Le leader du Manidem, engagée dans la contestation post-électorale, est décédé ce 1ᵉʳ décembre 2025 après plus d’un mois de détention.
Sa disparition suscite une vive indignation, notamment au sein de sa famille qui met directement en cause les conditions de son incarcération.
« Ils l’ont tué » : l’accusation lourde de sa sœur
La nouvelle a été confirmée par sa sœur, Mariane Simone Ekane, qui a réagi publiquement avec un message accusateur :
« Ils l’ont tué », écrit-elle, convaincue que son frère n’est pas mort de causes naturelles.
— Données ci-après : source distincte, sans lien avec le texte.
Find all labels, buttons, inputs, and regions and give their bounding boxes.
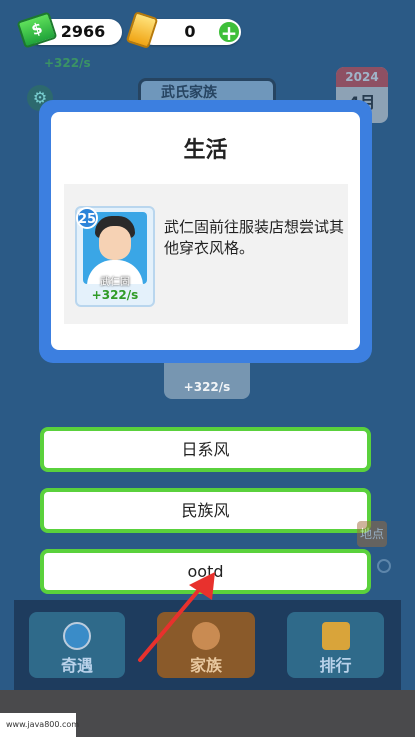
nav-encounter[interactable]: 奇遇 [29,612,125,678]
choice-button-3[interactable]: ootd [40,549,371,594]
member-level-badge: 25 [76,207,98,229]
nav-ranking-label: 排行 [319,656,352,675]
calendar-year: 2024 [336,67,388,87]
watermark: www.java800.com [0,713,79,737]
gold-amount: 0 [184,22,196,41]
nav-family-label: 家族 [189,656,222,675]
member-name: 武仁固 [100,277,130,288]
location-tag[interactable]: 地点 [357,521,387,547]
family-icon [192,622,220,650]
choice-button-1[interactable]: 日系风 [40,427,371,472]
choice-button-2[interactable]: 民族风 [40,488,371,533]
add-gold-button[interactable]: + [217,20,241,44]
event-description: 武仁固前往服装店想尝试其他穿衣风格。 [164,218,345,257]
modal-title: 生活 [183,138,228,163]
member-rate: +322/s [91,288,139,302]
side-circle-icon[interactable] [377,559,391,573]
background-member-rate: +322/s [183,380,231,394]
income-rate: +322/s [44,56,91,70]
cash-amount: 2966 [60,22,106,41]
nav-ranking[interactable]: 排行 [287,612,384,678]
game-screen: 2966 0 + +322/s ⚙ 武氏家族 2024 4月 +322/s 生活… [0,0,415,690]
compass-icon [63,622,91,650]
nav-family[interactable]: 家族 [157,612,255,678]
trophy-icon [321,622,350,650]
nav-encounter-label: 奇遇 [60,656,93,675]
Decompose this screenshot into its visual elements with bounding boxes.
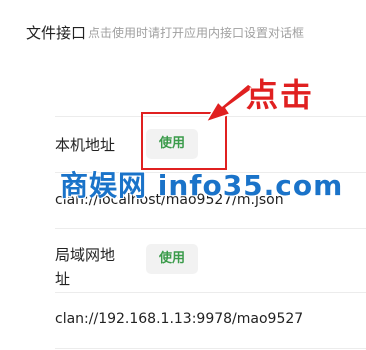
dialog-title: 文件接口 <box>26 24 87 42</box>
local-address-label: 本机地址 <box>55 136 116 154</box>
lan-address-url: clan://192.168.1.13:9978/mao9527 <box>55 311 304 327</box>
dialog-header: 文件接口 点击使用时请打开应用内接口设置对话框 <box>26 22 356 44</box>
divider <box>55 348 366 349</box>
divider <box>55 228 366 229</box>
lan-address-label-line1: 局域网地 <box>55 246 116 264</box>
click-callout: 点击 <box>246 76 315 114</box>
lan-address-label: 局域网地 址 <box>55 243 115 291</box>
watermark-text: 商娱网 info35.com <box>60 169 344 202</box>
lan-address-label-line2: 址 <box>55 270 71 288</box>
divider <box>55 292 366 293</box>
dialog-hint: 点击使用时请打开应用内接口设置对话框 <box>88 26 305 40</box>
lan-use-button[interactable]: 使用 <box>146 244 198 274</box>
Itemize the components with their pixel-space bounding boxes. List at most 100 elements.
Pour la famille Ekane, les circonstances de sa mort pointent clairement vers une négligence volontaire et un abandon médical délibéré, assimilables à un homicide indirect.
Un opposant affaibli privé de ses appareils respiratoires
Selon plusieurs sources concordantes, Anicet Ekane souffrait d’un problème de santé nécessitant un extracteur d’oxygène, un appareil respiratoire essentiel à sa survie.
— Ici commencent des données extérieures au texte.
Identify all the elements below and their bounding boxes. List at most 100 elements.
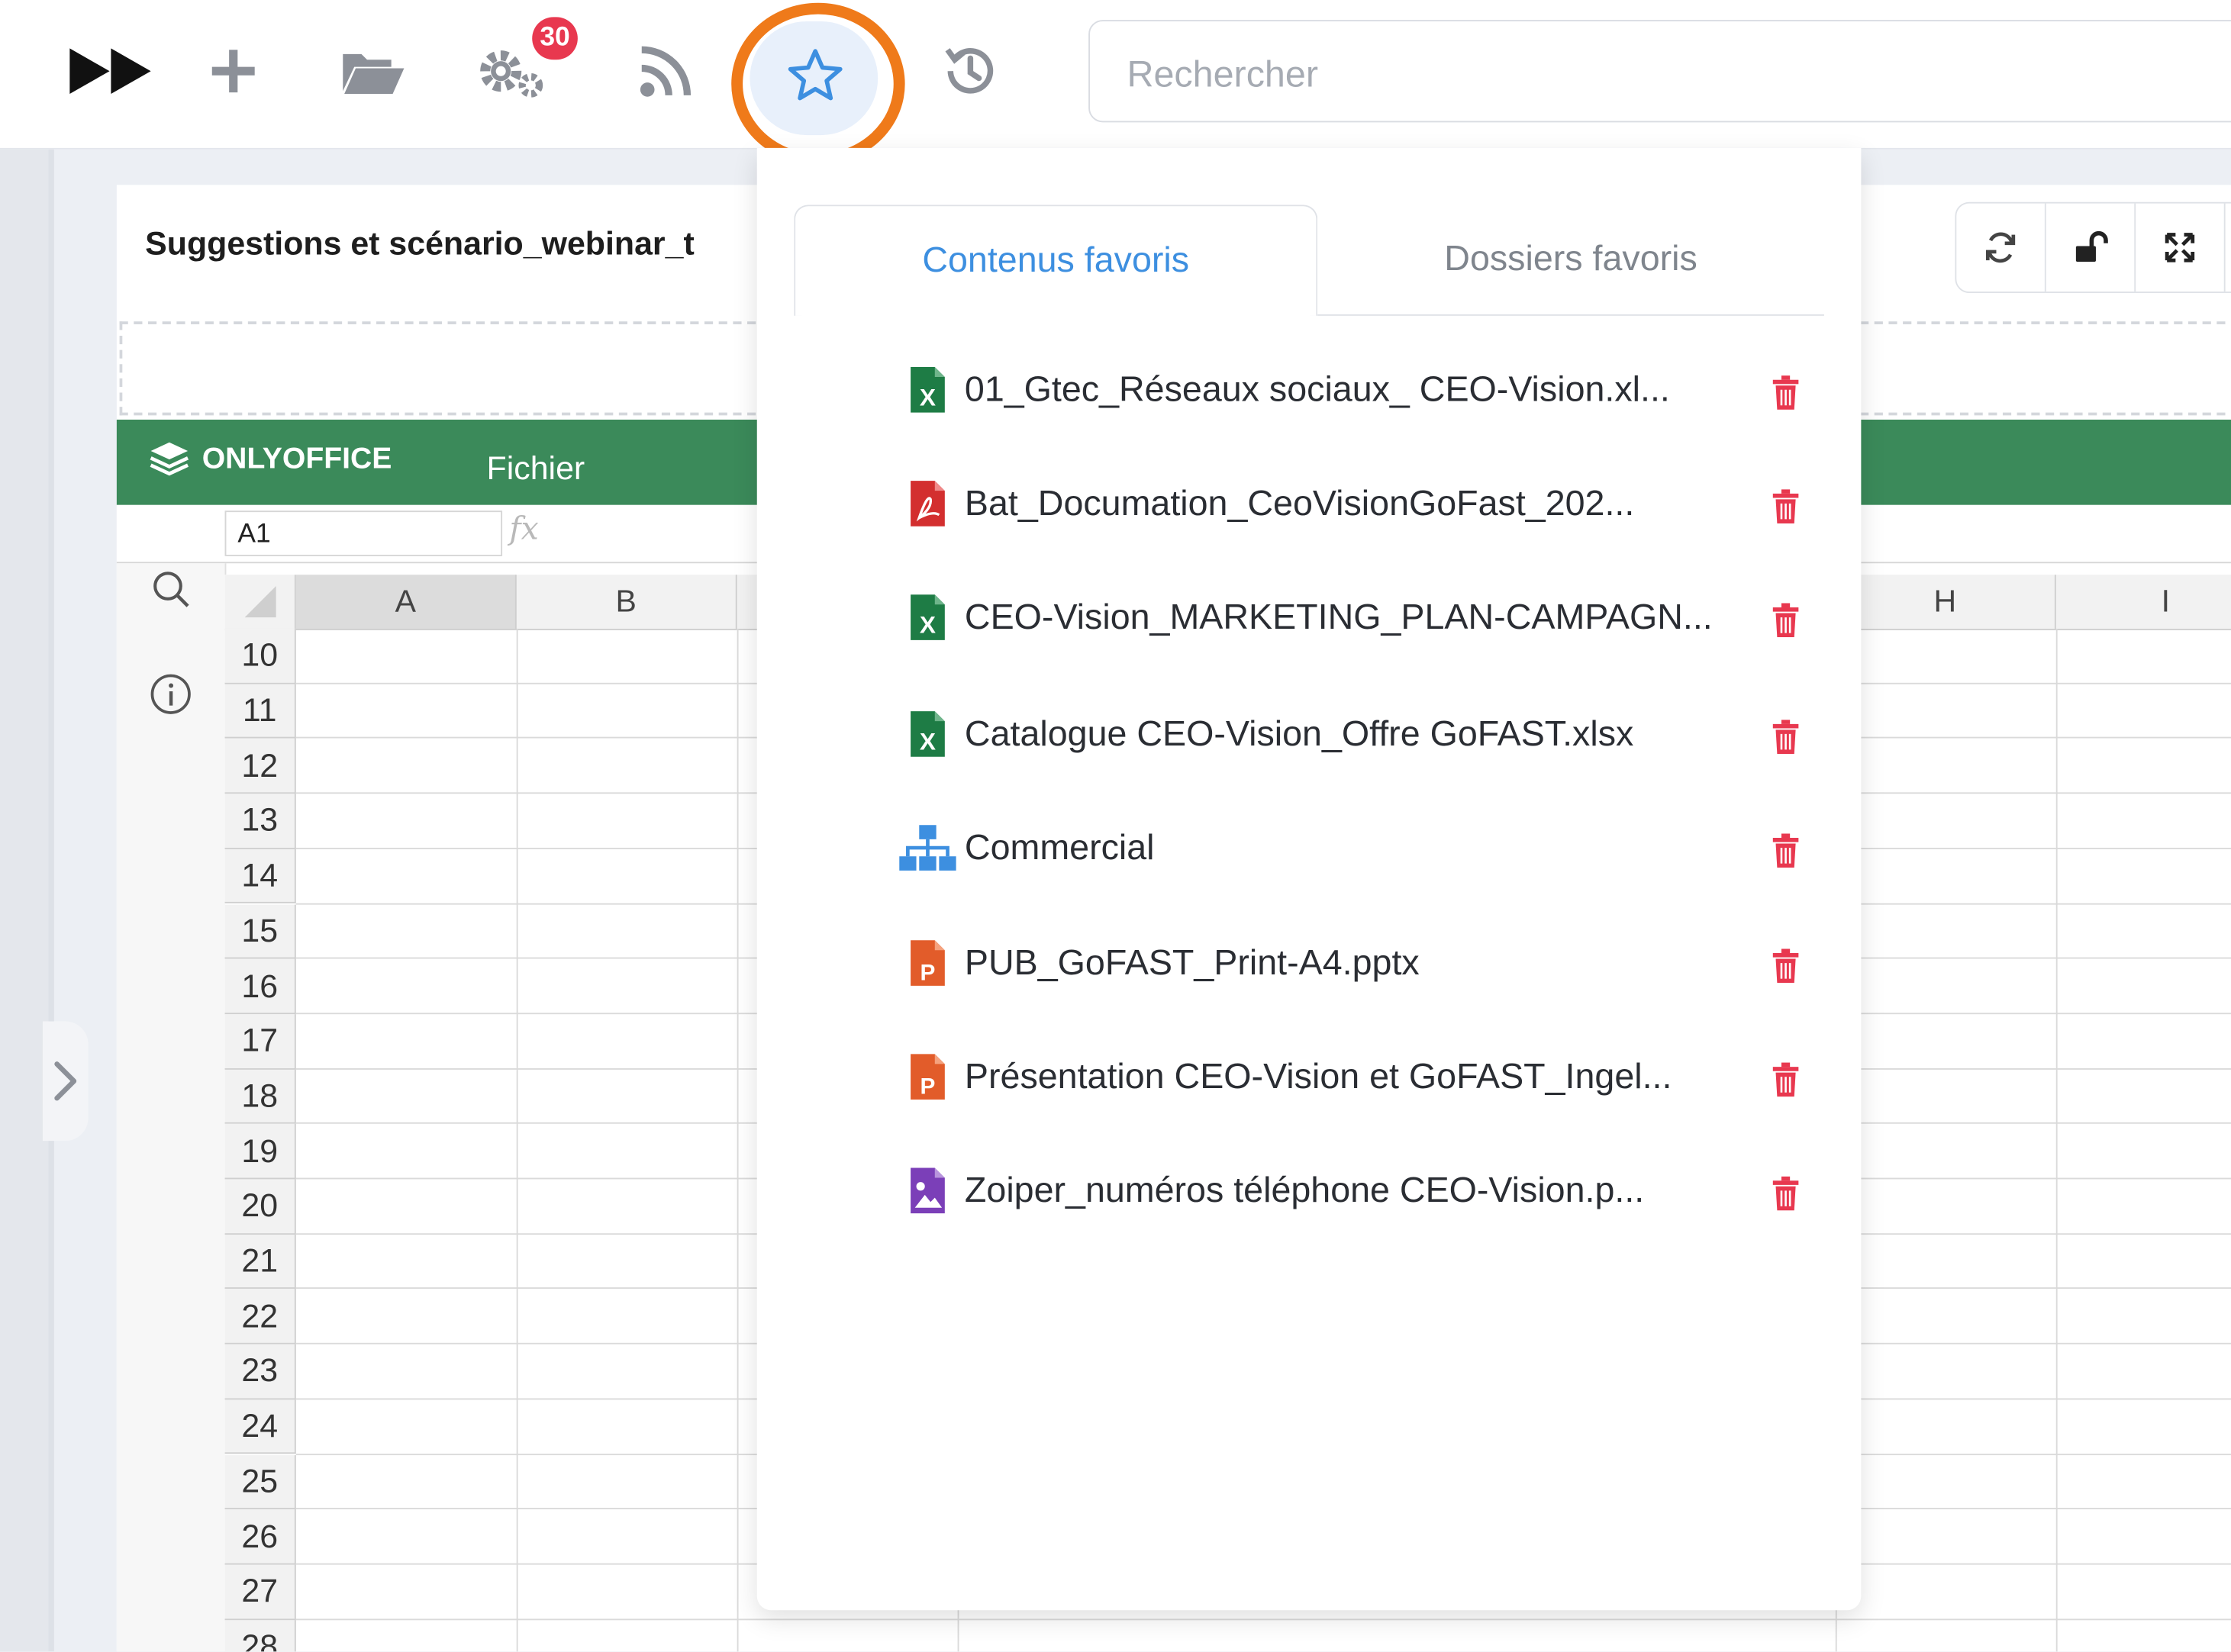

Or, lors de son arrestation le 25 octobre 2025, la Gendarmerie aurait saisi et conservé l’intégralité de son matériel médical, notamment, son extracteur d’oxygène,
ses accessoires respiratoires,et d’autres équipements indispensables.
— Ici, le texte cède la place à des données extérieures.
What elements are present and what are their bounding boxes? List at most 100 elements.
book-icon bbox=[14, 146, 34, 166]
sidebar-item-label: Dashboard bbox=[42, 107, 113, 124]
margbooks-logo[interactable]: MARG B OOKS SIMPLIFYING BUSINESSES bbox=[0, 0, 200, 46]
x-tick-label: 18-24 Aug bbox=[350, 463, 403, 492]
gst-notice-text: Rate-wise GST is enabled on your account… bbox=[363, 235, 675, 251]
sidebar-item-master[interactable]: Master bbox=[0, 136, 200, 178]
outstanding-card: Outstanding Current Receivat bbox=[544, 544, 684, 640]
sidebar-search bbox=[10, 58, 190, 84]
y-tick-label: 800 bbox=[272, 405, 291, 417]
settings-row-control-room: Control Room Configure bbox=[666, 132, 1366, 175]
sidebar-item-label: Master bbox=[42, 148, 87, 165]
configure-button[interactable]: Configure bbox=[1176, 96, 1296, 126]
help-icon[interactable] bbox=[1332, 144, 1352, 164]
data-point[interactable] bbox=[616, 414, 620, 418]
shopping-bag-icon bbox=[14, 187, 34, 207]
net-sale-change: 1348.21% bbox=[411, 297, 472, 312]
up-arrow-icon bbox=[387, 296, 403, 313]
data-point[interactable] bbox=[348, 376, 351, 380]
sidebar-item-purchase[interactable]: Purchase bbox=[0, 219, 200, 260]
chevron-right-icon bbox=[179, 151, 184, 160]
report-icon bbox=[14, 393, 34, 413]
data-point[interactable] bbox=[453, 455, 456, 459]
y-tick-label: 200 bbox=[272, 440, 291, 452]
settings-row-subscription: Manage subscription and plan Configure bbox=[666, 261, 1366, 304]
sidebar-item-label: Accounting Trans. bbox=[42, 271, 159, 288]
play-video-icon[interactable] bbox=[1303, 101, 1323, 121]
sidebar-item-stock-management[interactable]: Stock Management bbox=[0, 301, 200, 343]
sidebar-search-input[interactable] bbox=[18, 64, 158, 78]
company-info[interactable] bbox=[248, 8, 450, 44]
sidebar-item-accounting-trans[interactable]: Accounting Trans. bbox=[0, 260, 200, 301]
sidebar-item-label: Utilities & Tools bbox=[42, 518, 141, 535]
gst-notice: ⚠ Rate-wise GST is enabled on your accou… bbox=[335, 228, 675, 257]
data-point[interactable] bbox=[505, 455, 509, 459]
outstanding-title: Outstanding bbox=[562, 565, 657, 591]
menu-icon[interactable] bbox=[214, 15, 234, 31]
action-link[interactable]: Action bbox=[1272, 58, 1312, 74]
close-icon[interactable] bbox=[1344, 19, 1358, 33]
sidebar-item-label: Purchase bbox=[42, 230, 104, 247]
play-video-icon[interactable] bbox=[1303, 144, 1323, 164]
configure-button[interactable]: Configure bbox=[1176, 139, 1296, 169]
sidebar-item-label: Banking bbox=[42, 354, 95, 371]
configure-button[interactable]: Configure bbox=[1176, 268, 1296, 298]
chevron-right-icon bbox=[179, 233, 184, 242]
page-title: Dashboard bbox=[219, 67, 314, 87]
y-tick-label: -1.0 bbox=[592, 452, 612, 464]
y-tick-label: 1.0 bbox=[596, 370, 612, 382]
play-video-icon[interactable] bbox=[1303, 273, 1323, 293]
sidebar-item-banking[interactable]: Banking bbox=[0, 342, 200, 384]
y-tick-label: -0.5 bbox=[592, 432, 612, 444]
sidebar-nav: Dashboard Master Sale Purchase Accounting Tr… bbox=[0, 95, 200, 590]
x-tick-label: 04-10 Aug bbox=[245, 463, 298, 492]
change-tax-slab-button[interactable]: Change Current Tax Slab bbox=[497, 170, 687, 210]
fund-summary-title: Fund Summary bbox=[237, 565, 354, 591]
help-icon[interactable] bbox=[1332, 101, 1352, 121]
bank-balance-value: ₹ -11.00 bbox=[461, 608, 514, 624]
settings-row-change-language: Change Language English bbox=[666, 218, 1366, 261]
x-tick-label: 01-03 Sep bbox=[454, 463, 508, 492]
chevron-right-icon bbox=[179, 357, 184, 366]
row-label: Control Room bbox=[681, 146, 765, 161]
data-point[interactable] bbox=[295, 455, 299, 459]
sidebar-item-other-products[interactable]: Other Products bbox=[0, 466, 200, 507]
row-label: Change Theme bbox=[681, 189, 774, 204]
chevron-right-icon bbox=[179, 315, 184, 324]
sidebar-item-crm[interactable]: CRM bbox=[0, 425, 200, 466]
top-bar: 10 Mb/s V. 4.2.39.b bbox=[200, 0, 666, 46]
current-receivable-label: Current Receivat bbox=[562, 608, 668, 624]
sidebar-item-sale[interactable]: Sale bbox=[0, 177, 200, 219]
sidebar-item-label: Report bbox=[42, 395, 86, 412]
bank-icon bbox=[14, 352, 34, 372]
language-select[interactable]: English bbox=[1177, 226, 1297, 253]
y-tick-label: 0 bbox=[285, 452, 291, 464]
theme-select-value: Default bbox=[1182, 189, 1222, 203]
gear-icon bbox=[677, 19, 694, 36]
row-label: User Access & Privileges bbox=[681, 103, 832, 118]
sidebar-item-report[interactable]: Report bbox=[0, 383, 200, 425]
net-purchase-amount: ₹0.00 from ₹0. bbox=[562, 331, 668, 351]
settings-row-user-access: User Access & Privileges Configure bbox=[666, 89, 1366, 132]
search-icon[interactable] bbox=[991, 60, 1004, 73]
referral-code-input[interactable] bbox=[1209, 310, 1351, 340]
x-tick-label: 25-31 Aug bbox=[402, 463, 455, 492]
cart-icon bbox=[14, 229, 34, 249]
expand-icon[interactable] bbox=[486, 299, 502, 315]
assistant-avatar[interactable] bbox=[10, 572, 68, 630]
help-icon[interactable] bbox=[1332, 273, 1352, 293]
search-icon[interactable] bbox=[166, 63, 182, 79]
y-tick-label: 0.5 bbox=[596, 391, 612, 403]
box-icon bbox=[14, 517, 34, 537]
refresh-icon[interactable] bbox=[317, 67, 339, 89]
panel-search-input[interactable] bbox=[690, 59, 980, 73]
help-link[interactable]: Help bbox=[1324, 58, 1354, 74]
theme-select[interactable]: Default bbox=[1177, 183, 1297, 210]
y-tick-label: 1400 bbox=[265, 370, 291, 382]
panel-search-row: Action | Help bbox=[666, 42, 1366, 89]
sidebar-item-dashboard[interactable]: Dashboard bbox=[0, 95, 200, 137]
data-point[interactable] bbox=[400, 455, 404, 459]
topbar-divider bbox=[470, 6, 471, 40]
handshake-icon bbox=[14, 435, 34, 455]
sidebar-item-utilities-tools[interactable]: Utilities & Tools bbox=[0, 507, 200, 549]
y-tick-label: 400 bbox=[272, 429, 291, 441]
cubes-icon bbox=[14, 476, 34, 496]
Privé de ces appareils, Ekane aurait vu son état se dégrader rapidement sans qu’aucune mesure d’assistance médicale suffisante ne lui soit fournie.
Arrêté en pleine crise post-électorale, alors qu’il soutenait ouvertement Issa Tchiroma Bakary dans la contestation des résultats de la présidentielle.
Il y a quelques semaines, une rumeur annonçant sa mort avait déjà circulé, avant d’être démentie. Cette fois, le drame est confirmé.